Daniel’s article offers a re-examination of the term “urban” as one that is conjoined with the “suburban.” She argues that the misconceptions of the “urban” are partially derived from American media and that of presenting Canada as a “multicultural mosaic” without referencing its colonial history. Daniel also points out that urban problems such as “poverty, unemployment, and ethnic and racial diversity” are not confined to urban spaces, but rather also experienced in the suburban under “the illusion of financial stability.” Finally, she introduces the idea that the inevitable restructuring nature of society resulting from the globalization movement should also be represented in leadership figures.
Overall, I really enjoyed reading this article as it allowed me to take a mindful look as to how my thoughts or preconceived judgements about the term urban came to be.
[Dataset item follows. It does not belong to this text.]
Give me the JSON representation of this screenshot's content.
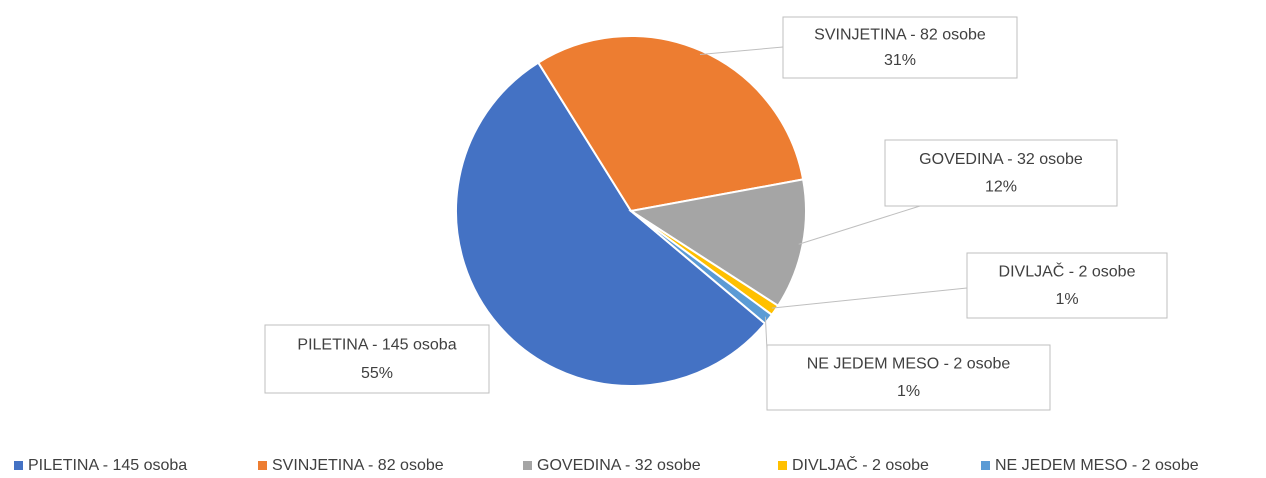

I immediately became aware of the fact that I never allowed myself the opportunity to come to my own understanding of what “urban” actually means, and it was even more disturbing to realize the ease at which my thoughts became habitual based on the images portrayed in the media.
While I was in agreement with most of the ideas represented in the reading, I found myself on an opposite end with regard to further anchoring Canada’s history of racial injustices into current curriculums. From my perspective, I think the negative spillover effects resulting from this idea will far outweigh the positive-inclusive attitude originally desired. I believe it is vital to display an honest and accurate representation of history into current curriculums but in doing so, one has to considerably take into account the psychological aspect in the process. Rehearsing negative mental images of racial injustices into a young developing mind that may or may not have access to additional resources may lead one to interpret the text through a narrow lense.